Span Links: Connecting Async Flows
When a request triggers async work, span links connect the flows. The pattern, the tooling, and the visualisations.
When you need it
Span links are an OpenTelemetry feature for connecting spans across traces. Where parent-child relationships connect spans within a trace, span links connect spans across traces. The pattern fits scenarios where work in one trace causes work in another.
What scenarios need span links:
- Producer-consumer queues.: A request enqueues a message; the consumer dequeues and processes it. The producer's work is in one trace; the consumer's work is in another. Without a link, the relationship is invisible.

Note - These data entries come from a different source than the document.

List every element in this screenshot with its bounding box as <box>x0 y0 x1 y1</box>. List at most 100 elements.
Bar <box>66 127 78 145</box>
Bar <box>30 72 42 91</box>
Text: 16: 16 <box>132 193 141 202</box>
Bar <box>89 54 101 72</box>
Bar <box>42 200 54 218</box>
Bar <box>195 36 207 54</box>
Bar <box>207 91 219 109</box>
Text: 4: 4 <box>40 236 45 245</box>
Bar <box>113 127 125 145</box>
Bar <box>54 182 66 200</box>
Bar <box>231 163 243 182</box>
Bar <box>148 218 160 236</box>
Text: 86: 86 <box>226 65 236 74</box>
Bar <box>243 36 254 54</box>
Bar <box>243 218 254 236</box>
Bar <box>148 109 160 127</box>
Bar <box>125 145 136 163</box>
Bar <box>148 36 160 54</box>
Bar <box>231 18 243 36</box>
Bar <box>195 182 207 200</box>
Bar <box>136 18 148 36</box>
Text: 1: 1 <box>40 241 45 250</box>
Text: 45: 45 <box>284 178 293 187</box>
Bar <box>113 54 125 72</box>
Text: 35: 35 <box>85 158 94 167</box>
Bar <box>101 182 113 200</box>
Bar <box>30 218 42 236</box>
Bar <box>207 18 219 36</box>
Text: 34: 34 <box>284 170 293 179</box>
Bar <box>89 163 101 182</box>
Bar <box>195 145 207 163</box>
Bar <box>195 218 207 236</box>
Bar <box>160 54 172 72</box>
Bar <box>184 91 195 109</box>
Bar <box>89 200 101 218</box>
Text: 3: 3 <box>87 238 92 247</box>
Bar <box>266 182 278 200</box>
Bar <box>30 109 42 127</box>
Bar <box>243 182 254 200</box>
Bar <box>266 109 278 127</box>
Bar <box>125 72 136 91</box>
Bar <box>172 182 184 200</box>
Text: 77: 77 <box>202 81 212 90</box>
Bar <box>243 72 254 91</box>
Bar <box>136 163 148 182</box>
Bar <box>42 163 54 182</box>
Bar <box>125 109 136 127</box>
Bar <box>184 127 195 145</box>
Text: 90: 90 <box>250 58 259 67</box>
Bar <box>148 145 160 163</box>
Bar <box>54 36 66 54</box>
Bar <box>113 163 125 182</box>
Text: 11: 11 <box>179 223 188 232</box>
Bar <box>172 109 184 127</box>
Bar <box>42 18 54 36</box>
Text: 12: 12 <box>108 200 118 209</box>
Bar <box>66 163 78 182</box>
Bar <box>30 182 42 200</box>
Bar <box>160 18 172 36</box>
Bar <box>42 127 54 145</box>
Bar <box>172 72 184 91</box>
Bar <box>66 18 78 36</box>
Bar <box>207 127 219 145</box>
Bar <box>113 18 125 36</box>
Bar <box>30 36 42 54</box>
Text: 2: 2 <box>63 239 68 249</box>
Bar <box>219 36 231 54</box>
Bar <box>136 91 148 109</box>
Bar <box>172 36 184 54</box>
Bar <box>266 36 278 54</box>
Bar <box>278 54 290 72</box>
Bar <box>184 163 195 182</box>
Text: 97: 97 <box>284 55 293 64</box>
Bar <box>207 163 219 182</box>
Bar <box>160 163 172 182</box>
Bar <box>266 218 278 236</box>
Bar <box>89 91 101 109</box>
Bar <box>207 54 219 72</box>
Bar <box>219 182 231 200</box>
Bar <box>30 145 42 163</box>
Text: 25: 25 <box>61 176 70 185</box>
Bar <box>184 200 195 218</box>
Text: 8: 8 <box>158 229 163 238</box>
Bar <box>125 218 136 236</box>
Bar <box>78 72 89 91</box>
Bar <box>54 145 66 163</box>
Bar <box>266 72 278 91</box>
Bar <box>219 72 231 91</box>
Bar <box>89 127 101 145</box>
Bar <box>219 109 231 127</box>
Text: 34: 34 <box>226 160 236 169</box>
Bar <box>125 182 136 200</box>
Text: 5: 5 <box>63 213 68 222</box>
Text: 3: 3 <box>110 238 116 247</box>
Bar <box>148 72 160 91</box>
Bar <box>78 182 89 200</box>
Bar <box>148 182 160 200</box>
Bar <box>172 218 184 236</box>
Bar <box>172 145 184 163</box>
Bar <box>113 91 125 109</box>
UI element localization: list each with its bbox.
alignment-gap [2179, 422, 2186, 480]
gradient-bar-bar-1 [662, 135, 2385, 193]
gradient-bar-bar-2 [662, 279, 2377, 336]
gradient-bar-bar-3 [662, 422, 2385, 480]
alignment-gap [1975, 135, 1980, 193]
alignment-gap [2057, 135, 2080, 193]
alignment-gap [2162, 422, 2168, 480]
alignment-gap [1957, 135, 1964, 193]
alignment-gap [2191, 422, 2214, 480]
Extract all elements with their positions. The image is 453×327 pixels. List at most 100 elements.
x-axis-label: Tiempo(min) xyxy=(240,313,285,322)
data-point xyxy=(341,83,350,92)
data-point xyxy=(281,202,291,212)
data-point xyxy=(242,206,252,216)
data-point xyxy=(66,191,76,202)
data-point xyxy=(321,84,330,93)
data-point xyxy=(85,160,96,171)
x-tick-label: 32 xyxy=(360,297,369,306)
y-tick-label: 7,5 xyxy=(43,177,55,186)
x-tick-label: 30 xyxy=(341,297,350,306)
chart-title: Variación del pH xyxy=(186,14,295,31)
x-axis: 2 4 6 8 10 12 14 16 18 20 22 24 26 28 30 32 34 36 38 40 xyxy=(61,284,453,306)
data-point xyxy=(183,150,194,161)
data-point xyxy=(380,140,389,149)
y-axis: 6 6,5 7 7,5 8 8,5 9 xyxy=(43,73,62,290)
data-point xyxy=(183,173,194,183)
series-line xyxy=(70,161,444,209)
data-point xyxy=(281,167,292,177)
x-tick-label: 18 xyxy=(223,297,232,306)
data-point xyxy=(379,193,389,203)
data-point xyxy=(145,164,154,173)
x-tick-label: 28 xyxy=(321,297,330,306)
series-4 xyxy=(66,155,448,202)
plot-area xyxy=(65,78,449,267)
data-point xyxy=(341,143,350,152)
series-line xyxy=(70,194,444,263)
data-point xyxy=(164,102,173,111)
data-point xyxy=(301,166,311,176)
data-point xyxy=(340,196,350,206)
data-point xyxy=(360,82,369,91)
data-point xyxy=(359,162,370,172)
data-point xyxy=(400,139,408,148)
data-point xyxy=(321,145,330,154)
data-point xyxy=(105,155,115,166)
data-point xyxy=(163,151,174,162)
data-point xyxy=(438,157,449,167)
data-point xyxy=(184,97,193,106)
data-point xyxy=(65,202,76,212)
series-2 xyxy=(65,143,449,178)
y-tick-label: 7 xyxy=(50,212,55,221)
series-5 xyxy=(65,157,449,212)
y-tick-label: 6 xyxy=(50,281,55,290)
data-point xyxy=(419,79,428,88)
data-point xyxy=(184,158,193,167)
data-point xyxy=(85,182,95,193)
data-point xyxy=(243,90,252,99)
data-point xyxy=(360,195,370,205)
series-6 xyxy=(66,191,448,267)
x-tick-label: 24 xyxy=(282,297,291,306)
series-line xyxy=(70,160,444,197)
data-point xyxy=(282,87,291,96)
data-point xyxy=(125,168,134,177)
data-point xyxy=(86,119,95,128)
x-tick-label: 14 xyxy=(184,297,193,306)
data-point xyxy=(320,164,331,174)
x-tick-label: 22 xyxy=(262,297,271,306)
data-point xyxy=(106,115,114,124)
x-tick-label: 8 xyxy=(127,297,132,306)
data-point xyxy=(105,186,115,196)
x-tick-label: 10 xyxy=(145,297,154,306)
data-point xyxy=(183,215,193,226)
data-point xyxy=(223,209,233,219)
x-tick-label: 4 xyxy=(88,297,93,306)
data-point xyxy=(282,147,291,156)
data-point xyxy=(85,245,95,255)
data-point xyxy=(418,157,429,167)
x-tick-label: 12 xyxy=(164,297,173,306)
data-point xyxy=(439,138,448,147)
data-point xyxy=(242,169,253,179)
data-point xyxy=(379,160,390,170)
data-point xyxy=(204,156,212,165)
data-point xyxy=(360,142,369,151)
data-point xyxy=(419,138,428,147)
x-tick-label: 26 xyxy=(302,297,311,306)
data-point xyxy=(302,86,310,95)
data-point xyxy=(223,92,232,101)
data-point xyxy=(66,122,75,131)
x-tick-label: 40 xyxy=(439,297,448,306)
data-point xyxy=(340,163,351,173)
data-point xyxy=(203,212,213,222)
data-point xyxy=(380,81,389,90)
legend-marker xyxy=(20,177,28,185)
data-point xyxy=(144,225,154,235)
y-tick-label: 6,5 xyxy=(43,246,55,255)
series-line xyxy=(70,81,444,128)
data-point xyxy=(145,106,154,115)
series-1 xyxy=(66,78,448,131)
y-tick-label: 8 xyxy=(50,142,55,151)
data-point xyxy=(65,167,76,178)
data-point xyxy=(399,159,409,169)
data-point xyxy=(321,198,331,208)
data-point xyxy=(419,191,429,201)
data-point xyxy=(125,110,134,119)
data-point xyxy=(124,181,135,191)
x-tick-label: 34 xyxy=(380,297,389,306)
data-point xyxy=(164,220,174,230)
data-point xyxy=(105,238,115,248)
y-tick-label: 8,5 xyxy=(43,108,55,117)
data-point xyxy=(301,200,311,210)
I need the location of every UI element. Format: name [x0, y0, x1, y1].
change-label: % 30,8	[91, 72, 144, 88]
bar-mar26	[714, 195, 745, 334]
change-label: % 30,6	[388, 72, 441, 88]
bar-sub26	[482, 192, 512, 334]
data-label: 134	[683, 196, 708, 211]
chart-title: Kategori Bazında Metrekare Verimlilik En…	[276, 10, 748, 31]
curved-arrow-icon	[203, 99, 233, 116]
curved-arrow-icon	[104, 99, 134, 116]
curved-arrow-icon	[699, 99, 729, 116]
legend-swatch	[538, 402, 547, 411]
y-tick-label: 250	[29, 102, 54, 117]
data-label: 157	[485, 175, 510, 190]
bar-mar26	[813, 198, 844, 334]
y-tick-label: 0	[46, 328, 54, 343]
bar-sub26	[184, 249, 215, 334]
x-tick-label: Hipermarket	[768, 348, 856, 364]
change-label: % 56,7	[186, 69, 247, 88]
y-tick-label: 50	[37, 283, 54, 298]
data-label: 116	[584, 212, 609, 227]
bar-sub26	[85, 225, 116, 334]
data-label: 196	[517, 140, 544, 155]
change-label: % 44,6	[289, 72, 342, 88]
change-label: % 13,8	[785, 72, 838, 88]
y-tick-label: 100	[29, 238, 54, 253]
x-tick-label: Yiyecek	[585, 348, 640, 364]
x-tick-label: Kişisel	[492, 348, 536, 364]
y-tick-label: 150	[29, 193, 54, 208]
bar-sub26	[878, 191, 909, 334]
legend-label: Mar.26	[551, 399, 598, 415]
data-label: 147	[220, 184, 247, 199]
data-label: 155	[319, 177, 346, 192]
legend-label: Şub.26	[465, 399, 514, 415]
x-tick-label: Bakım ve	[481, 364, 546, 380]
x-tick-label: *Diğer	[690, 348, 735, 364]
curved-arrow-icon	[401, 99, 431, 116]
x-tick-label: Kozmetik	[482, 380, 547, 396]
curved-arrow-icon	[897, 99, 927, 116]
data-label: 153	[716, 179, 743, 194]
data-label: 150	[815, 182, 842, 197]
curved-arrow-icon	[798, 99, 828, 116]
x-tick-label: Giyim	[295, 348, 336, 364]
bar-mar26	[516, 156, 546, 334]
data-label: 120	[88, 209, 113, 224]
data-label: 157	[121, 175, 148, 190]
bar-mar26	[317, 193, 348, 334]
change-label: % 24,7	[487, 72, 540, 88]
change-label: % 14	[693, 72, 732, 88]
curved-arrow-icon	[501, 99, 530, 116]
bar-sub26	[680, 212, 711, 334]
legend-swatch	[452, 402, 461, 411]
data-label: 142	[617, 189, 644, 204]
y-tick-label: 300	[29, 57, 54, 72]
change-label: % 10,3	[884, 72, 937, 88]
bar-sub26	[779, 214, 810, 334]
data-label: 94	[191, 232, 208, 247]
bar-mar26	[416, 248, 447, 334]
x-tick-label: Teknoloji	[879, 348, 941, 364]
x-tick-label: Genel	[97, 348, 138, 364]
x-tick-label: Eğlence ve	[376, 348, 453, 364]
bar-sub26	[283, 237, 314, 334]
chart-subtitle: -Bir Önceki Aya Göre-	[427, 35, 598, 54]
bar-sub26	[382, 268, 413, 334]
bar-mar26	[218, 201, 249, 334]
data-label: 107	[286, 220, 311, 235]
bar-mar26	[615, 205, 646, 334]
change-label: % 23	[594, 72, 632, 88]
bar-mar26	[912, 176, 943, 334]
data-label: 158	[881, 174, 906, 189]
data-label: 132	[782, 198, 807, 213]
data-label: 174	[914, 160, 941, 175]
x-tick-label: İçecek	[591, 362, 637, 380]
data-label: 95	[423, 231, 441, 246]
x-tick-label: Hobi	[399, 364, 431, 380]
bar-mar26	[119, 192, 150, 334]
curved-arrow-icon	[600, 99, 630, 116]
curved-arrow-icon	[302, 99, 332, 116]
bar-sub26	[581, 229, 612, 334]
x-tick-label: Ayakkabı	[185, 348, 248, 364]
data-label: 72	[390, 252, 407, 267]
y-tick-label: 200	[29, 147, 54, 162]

- The producer's request is one trace.: The producer's work begins with the user's request and ends when the message is enqueued. That work is one trace.
- The consumer's processing is another.: The consumer's work begins when the message is dequeued and ends when processing completes. That work is its own trace; it has no parent in the producer's trace.
- Without a link, you cannot follow the flow.: The two traces are disconnected. Investigation that spans the queue boundary requires manual correlation; the team cannot navigate from producer to consumer.
- Batch jobs that process events from many requests.: A nightly batch job processes events from many user requests. The batch job's trace exists; each contributing request had its own trace; the link connects them.
- The job's trace links to all the requests.: The batch job's spans include links to the requests that contributed events. Investigation can navigate from the batch job to its inputs; the cross-trace flow is preserved.
The pattern fits async and batch flows. Synchronous flows use parent-child relationships; async flows use span links.
How
The implementation uses the OpenTelemetry Span API. The link is created with the originating trace's identifiers; the SDK records the link; the backend stores it.
- OTel's Span#addLink() API.: The OpenTelemetry SDK provides addLink() (or equivalent) on the span. The method takes a trace context that identifies the linked span.
- Pass the trace ID and span ID of the originating work.: The link references the originating span by its trace ID and span ID. The backend can find the linked span; the relationship is preserved.
- Most queue libraries auto-instrument.: OpenTelemetry's instrumentation libraries for Kafka, RabbitMQ, SQS, others handle span links automatically. The team's code does not need explicit linking.
- Verify; some do not.: Some queue libraries do not auto-instrument span links. The team verifies and adds explicit linking where needed.
- Custom flows need explicit linking.: Custom queue implementations or non-standard flows require explicit linking code. The pattern is straightforward; the team adds it where the standard libraries do not.
The implementation is bounded. The standard libraries do most of the work; explicit linking handles the cases they miss.
Visualisation
The visualization of span links varies by vendor. Some vendors show them prominently; some store them but do not visualize. The team should verify before relying on the visualization.
- Vendor support varies.: Different tracing backends handle span links differently. The capability is part of the OTel spec; the visualization is vendor-specific.
- Honeycomb, Datadog, Tempo all show span links to varying degrees.: Each vendor has its own approach. Some show links as connections in the trace UI; some show them as referenced spans; some show metadata.
- Test before relying.: The team tests how the vendor displays span links before relying on the visualization. The test reveals what the team can actually see; expectations align with reality.
- Some vendors store the link but do not visualise it.: A vendor might preserve the link in the data without making it visible in the UI. The link is queryable but not browseable; the visualization gap matters for some workflows.
- Plan around the visualization gaps.: Where visualization is incomplete, the team works around it. Custom dashboards, programmatic queries, manual correlation all are options. The visualization gap is bounded; the link's value is preserved.
Span link pattern cross-flow is one of those tracing advanced techniques that pays off for systems with significant async or batch flows. Nova AI Ops integrates with tracing platforms, supports span links, and produces the cross-flow visibility that mature distributed tracing requires.